Jawa Timur dipilih sebagai provinsi pertama diselenggarakannya program SEPMT di 2022 karena melihat besarnya potensi Emiten dan investor yang masih dapat terus digali dan dioptimalkan, baik melalui pemanfaatan Pasar Modal sebagai salah satu alternatif sumber pendanaan usaha, maupun tempat berinvestasi yang aman, nyaman, dan terpercaya.
Sampai posisi 28 April 2022, jumlah investor Pasar Modal di Jawa Timur mengalami pertumbuhan yang cukup signifikan dari semula 996.574 SID pada akhir 2021, meningkat 14,64 persen menjadi 1.142.505 SID.

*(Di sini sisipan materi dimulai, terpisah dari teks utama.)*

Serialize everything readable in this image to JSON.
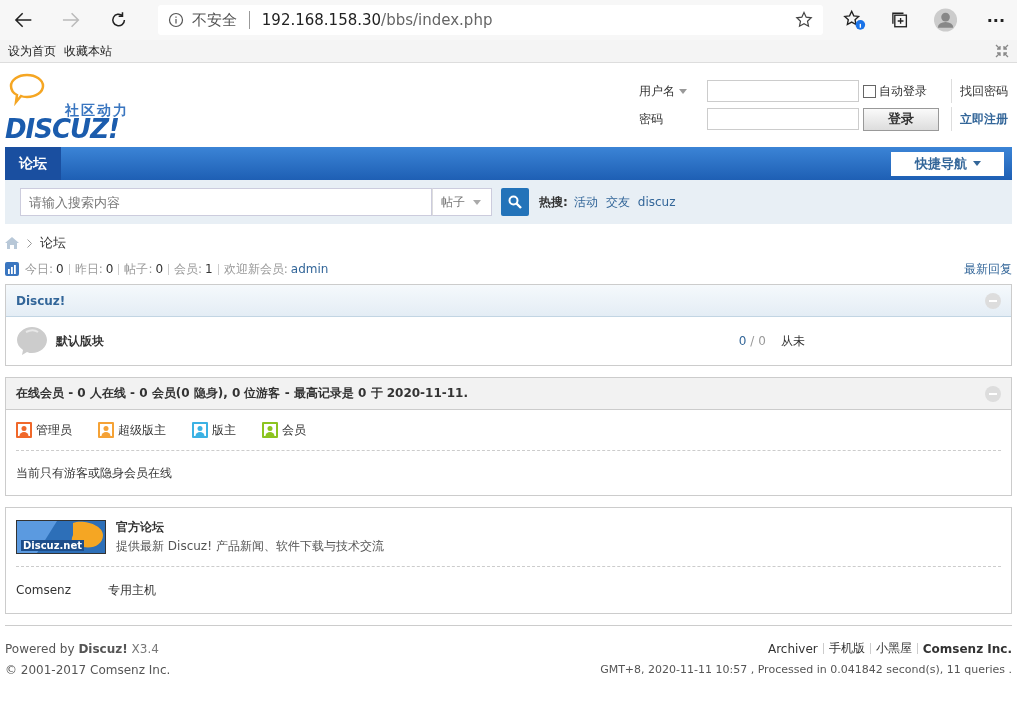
{
  "browser": {
    "security": "不安全",
    "address_host": "192.168.158.30",
    "address_path": "/bbs/index.php",
    "forward_disabled": true,
    "more": "···"
  },
  "favorites_bar": [
    "设为首页",
    "收藏本站"
  ],
  "logo": {
    "tagline": "社区动力",
    "wordmark": "DISCUZ!"
  },
  "login": {
    "username_label": "用户名",
    "password_label": "密码",
    "auto_login": {
      "label": "自动登录",
      "checked": false
    },
    "login_button": "登录",
    "links": [
      "找回密码",
      "立即注册"
    ]
  },
  "nav": {
    "tabs": [
      {
        "label": "论坛",
        "selected": true
      }
    ],
    "quick_nav": "快捷导航"
  },
  "search": {
    "placeholder": "请输入搜索内容",
    "type": "帖子",
    "hot_label": "热搜:",
    "hot": [
      "活动",
      "交友",
      "discuz"
    ]
  },
  "breadcrumb": [
    "论坛"
  ],
  "stats": [
    {
      "label": "今日:",
      "value": "0"
    },
    {
      "label": "昨日:",
      "value": "0"
    },
    {
      "label": "帖子:",
      "value": "0"
    },
    {
      "label": "会员:",
      "value": "1"
    },
    {
      "label": "欢迎新会员:",
      "value": "admin"
    }
  ],
  "latest_replies": "最新回复",
  "category": {
    "title": "Discuz!",
    "forums": [
      {
        "name": "默认版块",
        "threads": "0",
        "separator": "/",
        "posts": "0",
        "last_post": "从未"
      }
    ]
  },
  "online": {
    "title": "在线会员 - 0 人在线 - 0 会员(0 隐身), 0 位游客 - 最高记录是 0 于 2020-11-11.",
    "legend": [
      {
        "label": "管理员",
        "color": "#f0682a"
      },
      {
        "label": "超级版主",
        "color": "#f5a236"
      },
      {
        "label": "版主",
        "color": "#3cb2e4"
      },
      {
        "label": "会员",
        "color": "#8cc420"
      }
    ],
    "note": "当前只有游客或隐身会员在线"
  },
  "links": {
    "featured": {
      "logo_text": "Discuz.net",
      "name": "官方论坛",
      "description": "提供最新 Discuz! 产品新闻、软件下载与技术交流"
    },
    "text_links": [
      "Comsenz",
      "专用主机"
    ]
  },
  "footer": {
    "powered_prefix": "Powered by",
    "powered_name": "Discuz!",
    "version": "X3.4",
    "copyright": "© 2001-2017 Comsenz Inc.",
    "links": [
      {
        "label": "Archiver",
        "kind": "normal"
      },
      {
        "label": "手机版",
        "kind": "normal"
      },
      {
        "label": "小黑屋",
        "kind": "normal"
      },
      {
        "label": "Comsenz Inc.",
        "kind": "strong"
      }
    ],
    "info": "GMT+8, 2020-11-11 10:57 , Processed in 0.041842 second(s), 11 queries ."
  }
}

Kegiatan SEPMT bertujuan untuk meningkatkan pemahaman dan literasi, baik kepada pemerintah daerah, pelaku industri, asosiasi, dan masyarakat di wilayah Jawa Timur khususnya mengenai perkembangan Pasar Modal Indonesia dan terkait kebijakan yang telah dikeluarkan OJK dalam rangka mendorong percepatan pemulihan ekonomi nasional dan pembangunan di daerah.
Di samping itu, kegiatan ini juga bertujuan untuk memberikan pemahaman kepada masyarakat dalam memilih produk investasi secara cerdas, aman, dan selektif agar tidak terjebak pada investasi bodong yang kian marak dan sangat meresahkan masyarakat.